Surprisingly, knowledge is often a barrier.
Some people know so much about certain things and what could go wrong that they get paralysed.

Here are two examples from the lives of our father and uncle which shows that following their instincts and ignoring 'knowledge' can sometimes pay off.

My father Man Singh ji along with my Uncle Manohar Singh ji had founded our organisation. Both brothers had been schooled only to the 4th grade in a large village in rural Myanmar. They could not study any further because of the advent of World War II in Burma.
They emigrated to India in 1964 after the Burmese Govt nationalised all properties and businesses belonging to foreigners, rendering most Indians almost penniless.

Before they started their manufacturing project, they hired a highly reputed management consultancy firm. The consultants were to provide a demand supply and project viability report for the steel forging business for a rather stiff fee.
The consultants submitted a report in three months recommending that the project proposal be cancelled as there was no scope for such a venture. My dad shredded the report and went ahead with the project.

It was the late 1970's when Messrs Bajaj Auto the giant scooter manufacturing company in Pune still imported certain parts from Italy. Sometimes even importing them through very expensive shipments by air freight. One such critical component called 'cross' had been developed in our plant after great effort, because the material was very difficult to forge.
Only one steel manufacturing company in the world situated in Italy seemed to be able to manufacture that particular grade of steel required and they kept Bajaj Auto on a tight leash.

Dad had a philosophy that if anyone could do it so could he.
He sought Bajaj Auto's permission to develop the steel on his own with other mills. He travelled to Italy and tried to excite other steel mills without success.
Dad then sought the help of a steel trading friend and approached several steel manufacturers in Japan, again without luck.

His persistence eventually landed him in the offices of Daido Steel.
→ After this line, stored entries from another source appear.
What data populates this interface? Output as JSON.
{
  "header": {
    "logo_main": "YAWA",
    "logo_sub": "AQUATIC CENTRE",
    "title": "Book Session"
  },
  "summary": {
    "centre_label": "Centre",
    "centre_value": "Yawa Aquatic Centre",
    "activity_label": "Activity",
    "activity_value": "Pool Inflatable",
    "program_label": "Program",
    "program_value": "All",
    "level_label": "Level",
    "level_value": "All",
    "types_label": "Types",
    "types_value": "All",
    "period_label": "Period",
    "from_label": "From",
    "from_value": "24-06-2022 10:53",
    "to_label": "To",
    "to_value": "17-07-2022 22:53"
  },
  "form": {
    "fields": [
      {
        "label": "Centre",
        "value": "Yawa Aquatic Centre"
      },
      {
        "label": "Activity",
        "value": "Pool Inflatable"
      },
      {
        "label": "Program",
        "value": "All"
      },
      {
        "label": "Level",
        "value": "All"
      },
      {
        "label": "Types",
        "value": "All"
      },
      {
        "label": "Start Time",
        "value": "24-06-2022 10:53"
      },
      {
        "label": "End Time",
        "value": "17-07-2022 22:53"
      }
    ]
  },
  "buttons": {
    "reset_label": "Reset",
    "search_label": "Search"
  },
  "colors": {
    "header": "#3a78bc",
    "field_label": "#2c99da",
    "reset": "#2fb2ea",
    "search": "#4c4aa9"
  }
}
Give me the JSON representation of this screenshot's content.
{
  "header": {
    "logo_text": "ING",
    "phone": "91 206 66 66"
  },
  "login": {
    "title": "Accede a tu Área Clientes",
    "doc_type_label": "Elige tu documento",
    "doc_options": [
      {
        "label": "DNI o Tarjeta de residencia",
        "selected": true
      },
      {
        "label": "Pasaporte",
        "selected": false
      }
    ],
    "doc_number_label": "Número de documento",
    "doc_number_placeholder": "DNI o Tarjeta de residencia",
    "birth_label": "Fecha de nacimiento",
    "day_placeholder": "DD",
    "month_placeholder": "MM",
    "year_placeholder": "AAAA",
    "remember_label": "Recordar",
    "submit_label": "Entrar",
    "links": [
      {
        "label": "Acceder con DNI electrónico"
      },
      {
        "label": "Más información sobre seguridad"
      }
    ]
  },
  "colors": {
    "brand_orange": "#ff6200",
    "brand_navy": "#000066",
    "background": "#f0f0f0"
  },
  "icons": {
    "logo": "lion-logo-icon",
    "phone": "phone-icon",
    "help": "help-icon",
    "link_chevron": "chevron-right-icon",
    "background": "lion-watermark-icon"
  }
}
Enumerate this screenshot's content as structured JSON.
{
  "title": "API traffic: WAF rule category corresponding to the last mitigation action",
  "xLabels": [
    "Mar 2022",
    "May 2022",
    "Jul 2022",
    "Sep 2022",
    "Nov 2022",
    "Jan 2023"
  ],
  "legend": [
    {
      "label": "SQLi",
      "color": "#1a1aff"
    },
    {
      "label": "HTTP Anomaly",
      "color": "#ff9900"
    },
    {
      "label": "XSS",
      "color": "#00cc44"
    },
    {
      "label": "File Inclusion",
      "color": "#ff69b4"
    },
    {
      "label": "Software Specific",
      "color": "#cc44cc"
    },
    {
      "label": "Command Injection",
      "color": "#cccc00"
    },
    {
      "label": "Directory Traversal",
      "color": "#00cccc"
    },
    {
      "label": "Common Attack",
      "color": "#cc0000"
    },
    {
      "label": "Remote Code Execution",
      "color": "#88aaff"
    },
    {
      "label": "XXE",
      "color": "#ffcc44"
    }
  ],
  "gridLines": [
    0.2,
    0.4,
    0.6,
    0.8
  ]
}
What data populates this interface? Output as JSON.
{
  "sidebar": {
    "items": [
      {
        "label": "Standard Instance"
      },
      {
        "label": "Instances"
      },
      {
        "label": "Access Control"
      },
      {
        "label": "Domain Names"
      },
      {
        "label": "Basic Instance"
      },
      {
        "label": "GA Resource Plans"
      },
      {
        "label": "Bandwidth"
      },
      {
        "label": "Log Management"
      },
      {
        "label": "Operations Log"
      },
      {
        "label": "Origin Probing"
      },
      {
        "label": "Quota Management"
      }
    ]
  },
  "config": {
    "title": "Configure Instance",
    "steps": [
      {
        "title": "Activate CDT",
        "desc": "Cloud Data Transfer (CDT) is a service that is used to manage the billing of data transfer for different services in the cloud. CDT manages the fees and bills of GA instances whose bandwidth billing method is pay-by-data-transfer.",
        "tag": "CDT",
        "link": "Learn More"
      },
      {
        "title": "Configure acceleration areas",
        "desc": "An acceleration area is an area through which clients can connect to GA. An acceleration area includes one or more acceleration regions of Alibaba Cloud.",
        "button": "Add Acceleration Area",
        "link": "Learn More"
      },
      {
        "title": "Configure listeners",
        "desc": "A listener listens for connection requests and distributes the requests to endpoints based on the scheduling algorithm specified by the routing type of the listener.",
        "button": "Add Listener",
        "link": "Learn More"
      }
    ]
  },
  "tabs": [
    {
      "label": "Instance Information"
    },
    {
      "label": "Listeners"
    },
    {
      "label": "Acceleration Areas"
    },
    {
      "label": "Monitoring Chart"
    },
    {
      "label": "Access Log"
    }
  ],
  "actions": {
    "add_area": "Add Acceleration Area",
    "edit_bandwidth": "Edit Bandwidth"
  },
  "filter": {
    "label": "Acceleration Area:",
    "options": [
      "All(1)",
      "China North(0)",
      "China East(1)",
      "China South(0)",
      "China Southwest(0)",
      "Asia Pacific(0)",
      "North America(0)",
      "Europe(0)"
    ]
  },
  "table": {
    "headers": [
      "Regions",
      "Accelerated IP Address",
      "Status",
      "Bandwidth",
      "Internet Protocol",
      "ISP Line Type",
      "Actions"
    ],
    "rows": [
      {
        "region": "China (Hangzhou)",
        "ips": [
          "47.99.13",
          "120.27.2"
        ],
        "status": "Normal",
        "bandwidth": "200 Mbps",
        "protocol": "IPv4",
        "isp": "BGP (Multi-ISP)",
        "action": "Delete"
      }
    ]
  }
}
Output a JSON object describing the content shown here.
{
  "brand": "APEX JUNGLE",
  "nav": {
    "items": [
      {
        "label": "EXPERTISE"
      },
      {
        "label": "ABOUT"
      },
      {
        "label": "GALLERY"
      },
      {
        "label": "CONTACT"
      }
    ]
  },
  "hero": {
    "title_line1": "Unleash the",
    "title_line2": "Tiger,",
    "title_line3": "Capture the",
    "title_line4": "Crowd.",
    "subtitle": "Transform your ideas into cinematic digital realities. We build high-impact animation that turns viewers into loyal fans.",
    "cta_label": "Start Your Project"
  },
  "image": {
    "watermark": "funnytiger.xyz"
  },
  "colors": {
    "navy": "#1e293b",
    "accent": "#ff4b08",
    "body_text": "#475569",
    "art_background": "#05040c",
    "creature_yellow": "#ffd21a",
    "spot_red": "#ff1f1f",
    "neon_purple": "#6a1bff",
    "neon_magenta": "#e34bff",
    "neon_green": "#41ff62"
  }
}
They were impressed with Man Singh ji and agreed to make the quality of steel required provided the order was large enough and they wanted certain modifications in the specifications.

Excited Man Singh ji returned to Pune, India with an offer to provide a solution for this serious supply problem that Bajaj Auto faced.
All the metallurgists, managers, engineers and the technicians at Bajaj Auto were extremely knowledgeable. They advanced many arguments why Daido steel could not provide a solution, and why we would fail. They also questioned the seemingly low level of knowledge possessed by our father etc.

Man Singh ji eventually lost patience and sought the personal intervention of Mr. Rahul Bajaj the Chairman and Managing Director of Bajaj Auto to be permitted to be given an opportunity.

Mr. Bajaj a mature and shrewd industrialist hedged his bets. Realising a great upside benefit if we succeeded he encouraged my father, but warned him that it would be at the risk of our company. Either way Bajaj Auto was safe and could only benefit.

Our father invested a huge amount of money from our capital in 1982 and imported the steel from Japan. The engineers and metallurgists at Bajaj kept on testing the steel and the cross products that we supplied. Eventually with reluctance they gave their approval.
Respect for our organisation and Man Singh ji moved up several notches for we had solved a huge strategic supply problem and also passed on a huge saving to Messrs Bajaj Auto Ltd. From then we had a very special and mutually beneficial relationship with Bajaj.

My father did not allow the huge pool of knowledge available to deter him most of the time. He followed common sense and his instincts and made a grand success of his life.

Sometimes it pays to ignore popular or common knowledge and follow your instincts. I must caution you that this is a risky prescription and fraught with danger particularly if you do not have the taste for extreme challenge. However if you believe in yourself and your team, pursue relentlessly and sincerely implement your strategy you will find your pot of gold at the end of the rainbow.

We learnt to always question 'knowledge' and who is providing that 'knowledge'.

"An expert is someone, who is never in doubt, but frequently in error."